YANGON, Myanmar (CNN) -- Final arguments in the subversion trial of Myanmar opposition leader Aung San Suu Kyi unfolded Monday.
Myanmar opposition leader Aung San Suu Kyi has been held in confinement for 13 of the past 19 years.
Lawyers for the American man who allegedly swam to Suu Kyi's house are expected to present closing arguments, as is the defense team representing Suu Kyi's two housekeepers.
Suu Kyi's lawyers presented their concluding remarks Friday.
Soon, prosecutors will offer their final say -- also expected Monday. It was not immediately known when a verdict was expected.
A diplomatic source said a recess will likely follow, and a verdict could come one to two weeks after that.
As usual, security in and around the courtroom at the Insean prison compound near Yangon was tight.
Trucks full of police officers idled outside as proceedings got under way Monday.
Suu Kyi and her housekeepers are being tried on charges that stem from a May 3 incident.
That day, an American, John William Yettaw, allegedly swam across a lake to her crumbling, colonial-era home and stayed for two days.
The government said Yettaw's presence in the closely guarded home violated Suu Kyi's house arrest.
The country's regime rarely allows Suu Kyi any visitors, and foreigners are not allowed overnight stays in local households without government permission.
Suu Kyi said she doesn't know Yettaw and didn't know of his plans, and denies any wrongdoing. She is charged with subversion.
If convicted, she faces up to five years in prison.
Yettaw, a 53-year-old former military serviceman from Falcon, Missouri, testified repeatedly that God had sent him to Myanmar to protect Suu Kyi because he dreamed that a terrorist group would assassinate her.

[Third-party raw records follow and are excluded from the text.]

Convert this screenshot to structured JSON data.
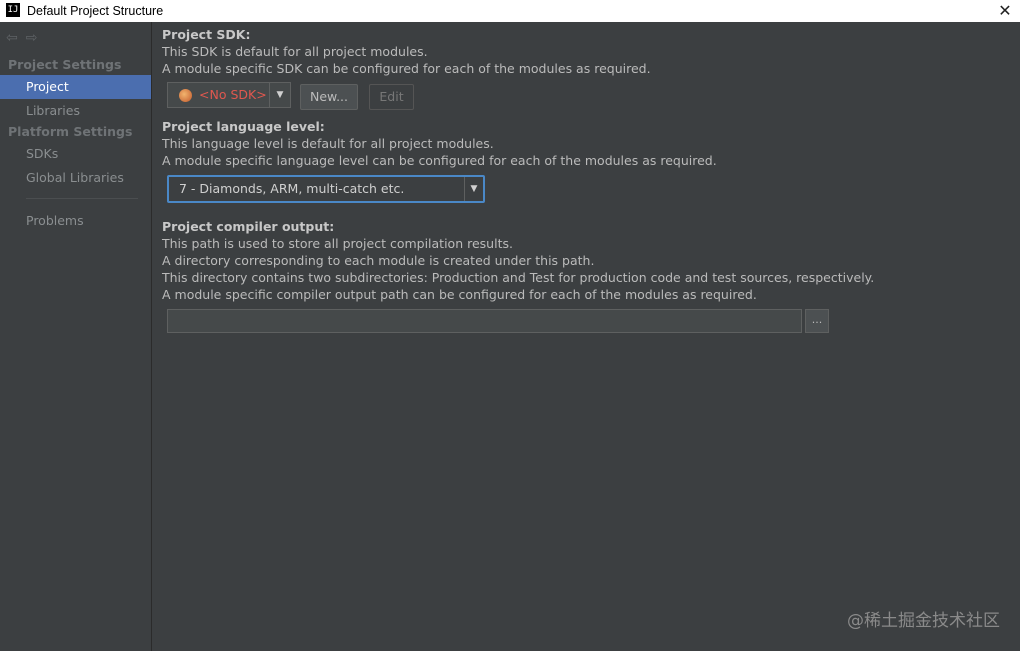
{
  "window": {
    "title": "Default Project Structure",
    "app_icon_text": "IJ",
    "close_glyph": "✕"
  },
  "nav": {
    "back_glyph": "⇦",
    "forward_glyph": "⇨"
  },
  "sidebar": {
    "project_settings_header": "Project Settings",
    "platform_settings_header": "Platform Settings",
    "items": [
      {
        "label": "Project",
        "selected": true
      },
      {
        "label": "Libraries"
      },
      {
        "label": "SDKs"
      },
      {
        "label": "Global Libraries"
      },
      {
        "label": "Problems"
      }
    ]
  },
  "sdk": {
    "heading": "Project SDK:",
    "line1": "This SDK is default for all project modules.",
    "line2": "A module specific SDK can be configured for each of the modules as required.",
    "selected": "<No SDK>",
    "new_button": "New...",
    "edit_button": "Edit"
  },
  "language": {
    "heading": "Project language level:",
    "line1": "This language level is default for all project modules.",
    "line2": "A module specific language level can be configured for each of the modules as required.",
    "selected": "7 - Diamonds, ARM, multi-catch etc."
  },
  "compiler": {
    "heading": "Project compiler output:",
    "line1": "This path is used to store all project compilation results.",
    "line2": "A directory corresponding to each module is created under this path.",
    "line3": "This directory contains two subdirectories: Production and Test for production code and test sources, respectively.",
    "line4": "A module specific compiler output path can be configured for each of the modules as required.",
    "path_value": "",
    "browse_label": "..."
  },
  "watermark": "@稀土掘金技术社区",
  "colors": {
    "background": "#3c3f41",
    "selection": "#4b6eaf",
    "focus_border": "#4a88c7",
    "no_sdk_text": "#e0584f"
  }
}
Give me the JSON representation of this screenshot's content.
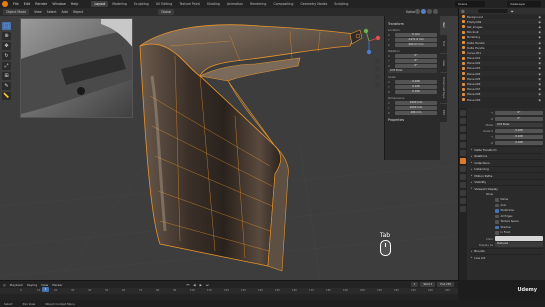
{
  "menu": {
    "items": [
      "File",
      "Edit",
      "Render",
      "Window",
      "Help"
    ],
    "workspaces": [
      "Layout",
      "Modeling",
      "Sculpting",
      "UV Editing",
      "Texture Paint",
      "Shading",
      "Animation",
      "Rendering",
      "Compositing",
      "Geometry Nodes",
      "Scripting"
    ],
    "active_workspace": "Layout",
    "scene": "Scene",
    "view_layer": "ViewLayer"
  },
  "viewport_header": {
    "mode": "Object Mode",
    "menus": [
      "View",
      "Select",
      "Add",
      "Object"
    ],
    "transform_orientation": "Global",
    "options_label": "Options"
  },
  "npanel": {
    "tabs": [
      "Item",
      "Tool",
      "View",
      "Screencast Keys",
      "Edit"
    ],
    "active_tab": "Item",
    "transform_label": "Transform",
    "location_label": "Location",
    "location": [
      {
        "axis": "X",
        "value": "0 mm"
      },
      {
        "axis": "Y",
        "value": "-1471.9 mm"
      },
      {
        "axis": "Z",
        "value": "984.57 mm"
      }
    ],
    "rotation_label": "Rotation",
    "rotation": [
      {
        "axis": "X",
        "value": "0°"
      },
      {
        "axis": "Y",
        "value": "0°"
      },
      {
        "axis": "Z",
        "value": "0°"
      }
    ],
    "rotation_mode": "XYZ Euler",
    "scale_label": "Scale",
    "scale": [
      {
        "axis": "X",
        "value": "0.108"
      },
      {
        "axis": "Y",
        "value": "0.108"
      },
      {
        "axis": "Z",
        "value": "0.108"
      }
    ],
    "dimensions_label": "Dimensions",
    "dimensions": [
      {
        "axis": "X",
        "value": "1909 mm"
      },
      {
        "axis": "Y",
        "value": "1000 mm"
      },
      {
        "axis": "Z",
        "value": "186 mm"
      }
    ],
    "properties_label": "Properties"
  },
  "outliner": {
    "items": [
      {
        "name": "Background",
        "type": "mesh"
      },
      {
        "name": "Empty.009",
        "type": "mesh"
      },
      {
        "name": "Ref_Images",
        "type": "mesh"
      },
      {
        "name": "Blockout",
        "type": "mesh"
      },
      {
        "name": "Modelling",
        "type": "mesh"
      },
      {
        "name": "Delta Handle",
        "type": "mesh"
      },
      {
        "name": "Delta Handle",
        "type": "mesh"
      },
      {
        "name": "Curve.001",
        "type": "mesh"
      },
      {
        "name": "Plane.001",
        "type": "mesh"
      },
      {
        "name": "Plane.002",
        "type": "mesh"
      },
      {
        "name": "Plane.003",
        "type": "mesh"
      },
      {
        "name": "Plane.004",
        "type": "mesh"
      },
      {
        "name": "Plane.005",
        "type": "mesh"
      },
      {
        "name": "Plane.006",
        "type": "mesh"
      },
      {
        "name": "Plane.007",
        "type": "mesh"
      },
      {
        "name": "Plane.008",
        "type": "mesh"
      },
      {
        "name": "Plane.009",
        "type": "mesh"
      }
    ]
  },
  "properties": {
    "transform_rows": [
      {
        "key": "Y",
        "value": "0°"
      },
      {
        "key": "Z",
        "value": "0°"
      }
    ],
    "mode_label": "Mode",
    "mode_value": "XYZ Euler",
    "scale_label": "Scale X",
    "scale_rows": [
      {
        "key": "Scale X",
        "value": "0.108"
      },
      {
        "key": "Y",
        "value": "0.108"
      },
      {
        "key": "Z",
        "value": "0.108"
      }
    ],
    "delta_label": "Delta Transform",
    "sections": [
      "Relations",
      "Collections",
      "Instancing",
      "Motion Paths",
      "Visibility"
    ],
    "viewport_display_label": "Viewport Display",
    "show_label": "Show",
    "show_checks": [
      {
        "label": "Name",
        "on": false
      },
      {
        "label": "Axis",
        "on": false
      },
      {
        "label": "Wireframe",
        "on": true
      },
      {
        "label": "All Edges",
        "on": false
      },
      {
        "label": "Texture Space",
        "on": false
      },
      {
        "label": "Shadow",
        "on": true
      },
      {
        "label": "In Front",
        "on": false
      }
    ],
    "color_label": "Color",
    "display_as_label": "Display As",
    "display_as_value": "Textured",
    "bounds_label": "Bounds",
    "line_art_label": "Line Art"
  },
  "timeline": {
    "menus": [
      "Playback",
      "Keying",
      "View",
      "Marker"
    ],
    "current_frame": "1",
    "start_label": "Start",
    "start": "1",
    "end_label": "End",
    "end": "250",
    "ticks": [
      "0",
      "10",
      "20",
      "30",
      "40",
      "50",
      "60",
      "70",
      "80",
      "90",
      "100",
      "110",
      "120",
      "130",
      "140",
      "150",
      "160",
      "170",
      "180",
      "190",
      "200",
      "210",
      "220",
      "230",
      "240",
      "250"
    ]
  },
  "status": {
    "items": [
      "Select",
      "Pan View",
      "Object Context Menu"
    ]
  },
  "overlay": {
    "key_label": "Tab",
    "watermark": "Udemy"
  },
  "colors": {
    "accent": "#4772b3",
    "selection_orange": "#e8952c",
    "viewport_bg": "#3d3d3d"
  }
}
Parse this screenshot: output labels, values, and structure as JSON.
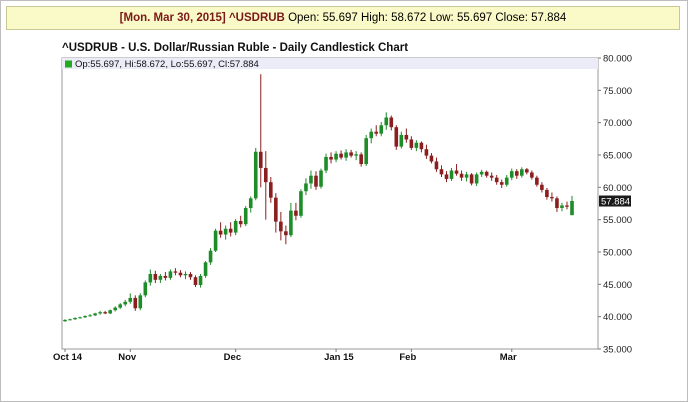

He is charged with violating immigration laws and trespassing. The charges carry a maximum sentence of five years in prison.
A lawyer selected by the U.S. Embassy is representing him.
Suu Kyi has been held at Insein Prison since May. The regime denied a request by U.N. Secretary General Ban Ki-moon to visit her, though she was allowed to speak to her lawyers before the closing arguments to go over 23 pages of closing arguments.
Suu Kyi, the iconic face of democracy in Myanmar, was placed under house arrest in 1989. The next year, the National League for Democracy won more than 80 percent of the legislative seats in the first free elections in the country in nearly 30 years. But the junta disqualified Suu Kyi from serving because of her house arrest and annulled the election results.
Her supporters say Suu Kyi's latest arrest is meant to keep her confined so she cannot participate in the general elections that the junta has scheduled for next year.
International pressure to release Suu Kyi has been mounting. At a meeting of southeast Asian nations in Thailand, U.S. Secretary of State Hillary Clinton spoke on Suu Kyi's behalf.
"It's so critical that she be relapsed form this persecution that she has been under," Clinton said. "And if she were released, that would open up opportunities, at least for my country, to expand our relationship with Burma, including investments in Burma."
The ruling junta changed Burma's name to Myanmar in 1989. The United States still refers to the south Asian country by its former name because it does not recognize the legitimacy of the military regime.